Major events are like Rorschach tests – our response to them brings to light what is within us. Yesterday’s eclipse elicited gasps of awe, wonder, and joy. For a few hours, millions of people were united in a special way, exulting in the wonders of the heavens. This event called forth good and positive things from the hearts of men and women and children.
In contrast, last week’s events in Charlottesville brought a lot of bad stuff into the light. We saw with undeniable clarity what many have wanted to ignore – that white supremacy is neither dead nor is it the province of a few isolated loners. Nazi flags were openly paraded down American streets; voices joined in chanting nazi slogans as marchers passed the synagogue in Charlottesville. Long forgotten fascist iconography reappeared on the shields and banners of some of the groups participating. Certainly not every participant in the “Unite the Right” rally was a white supremacist. But those who dismiss the wanton display of white supremacy as “fake news” or a “false flag” operation are engaged in willful self-deception.
In Charlottesville, white supremacists felt emboldened to creep out of their enclaves into the full sun and be noticed.
Jesus said “There is nothing concealed that will not be disclosed or hidden that will not be made known. What you have said in the dark will be heard in the daylight, and what you have whispered in the ear in the inner rooms will be proclaimed from the roofs.” (Luke 12:2-3)
In the days after their march, some of the rally attendees are feeling the backlash. People are disassociating from them or are publicly calling them to account for their stance. Ideas have consequences, after all.
And here is the lesson: all our words and actions will someday be shown in the light. Even if the dim light of earthly justice doesn’t reveal our deeds, the perfect piercing light of God’s justice will make all things known.
Are you prepared for your thoughts and beliefs to be shouted from the rooftops? Would you feel vindication or shame? Do you speak boldly in private among your peers and companions, but mince words more closely in mixed company?

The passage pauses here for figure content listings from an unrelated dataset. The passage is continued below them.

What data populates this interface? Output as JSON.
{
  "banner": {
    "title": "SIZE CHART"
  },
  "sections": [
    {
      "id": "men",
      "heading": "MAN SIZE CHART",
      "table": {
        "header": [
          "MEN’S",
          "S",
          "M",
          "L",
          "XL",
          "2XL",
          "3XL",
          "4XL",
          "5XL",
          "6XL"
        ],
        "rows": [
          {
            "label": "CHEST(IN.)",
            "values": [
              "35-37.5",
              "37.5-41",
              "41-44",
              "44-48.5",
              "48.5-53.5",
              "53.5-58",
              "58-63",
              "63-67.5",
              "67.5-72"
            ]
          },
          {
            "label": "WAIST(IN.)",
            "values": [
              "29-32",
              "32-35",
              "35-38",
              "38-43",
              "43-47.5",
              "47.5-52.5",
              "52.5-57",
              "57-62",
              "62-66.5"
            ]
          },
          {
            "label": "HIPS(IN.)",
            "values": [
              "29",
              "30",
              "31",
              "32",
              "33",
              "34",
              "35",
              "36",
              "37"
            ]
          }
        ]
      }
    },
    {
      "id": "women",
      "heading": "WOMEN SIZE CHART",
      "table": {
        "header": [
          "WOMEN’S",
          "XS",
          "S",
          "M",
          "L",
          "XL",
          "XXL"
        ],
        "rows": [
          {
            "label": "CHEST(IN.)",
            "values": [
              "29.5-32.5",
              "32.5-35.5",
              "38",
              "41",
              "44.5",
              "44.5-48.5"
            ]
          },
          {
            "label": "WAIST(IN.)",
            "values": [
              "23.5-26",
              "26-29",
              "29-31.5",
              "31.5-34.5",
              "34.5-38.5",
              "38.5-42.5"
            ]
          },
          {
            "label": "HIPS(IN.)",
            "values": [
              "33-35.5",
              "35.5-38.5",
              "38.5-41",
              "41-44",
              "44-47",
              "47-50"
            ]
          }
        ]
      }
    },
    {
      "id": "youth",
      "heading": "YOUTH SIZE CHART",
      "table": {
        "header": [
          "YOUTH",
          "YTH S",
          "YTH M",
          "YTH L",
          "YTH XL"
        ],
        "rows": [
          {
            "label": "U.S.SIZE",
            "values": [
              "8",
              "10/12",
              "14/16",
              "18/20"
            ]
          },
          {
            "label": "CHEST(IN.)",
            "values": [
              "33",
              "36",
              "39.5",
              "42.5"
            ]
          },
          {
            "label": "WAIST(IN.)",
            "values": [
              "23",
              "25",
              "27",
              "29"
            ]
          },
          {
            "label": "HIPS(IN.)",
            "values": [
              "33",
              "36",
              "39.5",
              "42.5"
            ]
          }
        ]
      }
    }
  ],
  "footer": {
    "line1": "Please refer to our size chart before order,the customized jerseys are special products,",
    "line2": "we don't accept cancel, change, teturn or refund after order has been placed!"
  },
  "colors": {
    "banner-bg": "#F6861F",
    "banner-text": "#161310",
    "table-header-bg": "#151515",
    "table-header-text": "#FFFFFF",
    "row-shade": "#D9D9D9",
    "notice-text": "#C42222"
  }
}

Do you indulge in crude and dismissive language in private? Do you dehumanize those who disagree with you as “wingnuts” or “libtards” or “rethuglicans” or “feminazis”? What does this reveal about you?
Big events push us to search our hearts and be honest with ourselves. Psalm 139 invites God to deeply examine us: “Search me, God, and know my heart; test me and know my anxious thoughts. See if there is any offensive way in me, and lead me in the way everlasting.” (Psalm 139:23-24) This is a dangerous prayer.
As I search my heart, I see the fear curled up there, dragon-like. Fear that speaking my mind will alienate friends or family. Fear of those who enforce their thinking through shouting, intimidation, snark, condescension, and insults. Fear that I might be wrong. And that’s just the tip of the iceberg.
My job is to face the inner stuff that these events bring to light. To bring that inner stuff to Christ, seeking His grace and mercy. He says to cast all our fears on him, for he cares for us (I Peter 5:7). My job is to seek diligently His grace that saves me from my sin, delivers me from fear. But what’s more, my job is to listen to Christ and be shaped and sent as His ambassador. After all, the only thing that counts, says Paul, is faith expressing itself in love (Galatians 5:6).
Rather than reacting and dismissing and evaluating everyone else’s response, how about we turn off the pundits and ask ourselves “what has been revealed within me?” Where you find things that reflect love, joy, peace, patience, and kindness, then be sure to give thanks for God’s grace working in you. Where you find things that reflect selfishness, bitterness, anger, and strife, then acknowledge your need for God’s grace to heal and be better.
Bring your inner world to light now, so that you won’t be ashamed when it is brought to light later.
About the cover image: This image is a medieval alabaster carving of the Resurrection of Christ. This particular version hangs in the Cincinnati Art Museum, though I’ve seen similar carvings in other museums. I find the image striking because of the pose that Christ takes: strong and powerful. His right hand shapes a traditional blessing, but it is turned as though he’s gesturing to make a point. This is curious – Is he offering a blessing? Is he revealing hidden truth? Is he indicating that his work has begun, but there is still work to be done (the second coming). Overall this image conveys something of the feel of the unexpected encounter with the all-powerful Christ, which is why I chose it for this topic. When He reveals all, I expect that we will be like the soldiers cowering. Yet I also expect we will be like Peter by the seaside in John 21, experiencing relief and joy at the grace and mercy of Christ.